Nous sommes à notre 5ème année de sécheresse, donc sans véritables pluies, mais les quelques pluies reçues, tombaient lentement et la terre a pu en garder une bonne partie. Pas de neige sauf quelques flocons un samedi qui fondaient avant d’arriver au sol.

Nous sentons la terre en souffrance et de grands cèdres sèchent sur pied.

Depuis 5 jours, la source principale a fortement diminué et nous laissons toute l’eau pour le village en branchant le monastère sur le forage… Sa capacité supportera-t-elle le verger et la maison, c’est la question… Pour les pommiers, il y a encore 2 mois et demi à tenir. Mais le Seigneur ne comble-t-il pas les affamés ? Confiance donc en celui qui n’oublie ni les oiseaux du ciel ni les lys des champs.

Je reviens à la Communauté :

-moi-même Fr Yves: j'occupe une bonne partie de mon temps à recevoir les visiteurs et participe avec les autres aux services communs : liturgie, cuisine, nettoyage, arrosage, entretien du cimetière et des jardins – les chardons semblent bien résister à la sécheresse !! –

-Sr Brigitte nous encourage par la prière, car elle est en France depuis plusieurs mois pour raison de santé et devrait revenir courant septembre. Elle en a grand désir…

-Sr Stéphanie nous a quitté l’été dernier pour commencer ses études de théologie à Lyon. Elle entretient son parler algérien avec les étudiants qu’elle rencontre à la Fac.

-Fr Bruno a rejoint Marseille où il continue sa formation et il nous rejoint 1 mois par trimestre.

- Nous est arrivée en Février, Sr Clémence qui s’est très vite insérée dans la Communauté et dans le pays. Elle s’était déjà mise à l’arabe algérien pendant l’attente de son visa et, avec ses 34 ans, elle rajeunit l’ensemble pour notre bien à tous ! Maitresse de maison, elle veille à notre bien fraternel, accueille les retraitants et participe aux visites.

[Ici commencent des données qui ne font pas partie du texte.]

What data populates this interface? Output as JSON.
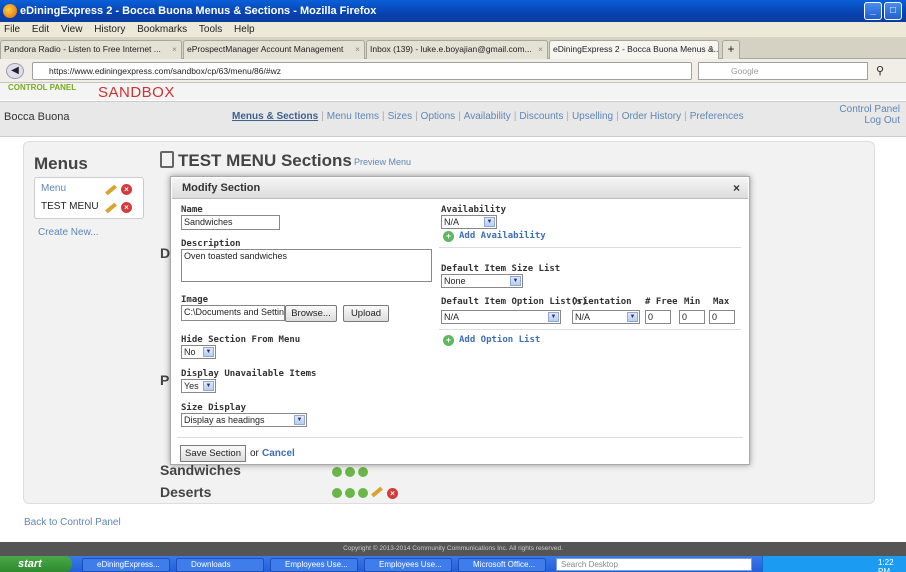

- Bien sûr nous n’oublions pas les fidèles Youcef et Samir toujours parties prenantes de la vie du monastère. Quelques jeunes voisins aident occasionnellement pour les cueillettes, les arrosages ou les désherbages.

2/ Nos visiteurs :

Ils sont peut-être un peu moins nombreux, notamment durant la canicule de l’été dernier et la chaleur actuelle. Les groupes ont un peu diminué en nombre et en nombre de participants. Effet du mois de Ramadan lors de la période favorable du printemps ? Une certaine augmentation des algériens de l’étranger, toujours touchés de notre présence et de la qualité de l’accueil. Ces visites sont toujours l’occasion de beaux échanges.

Notre difficulté à proposer la visite en arabe parlé algérien nous amène à réaliser actuellement un DVD de visite type qui pourra être utilisé en DVD ou en audio, en tout ou partie chaque fois que nous le sentirons nécessaire. C’est important pour l’accueil des scolaires et des étudiants et se fera toujours avec notre présence physique.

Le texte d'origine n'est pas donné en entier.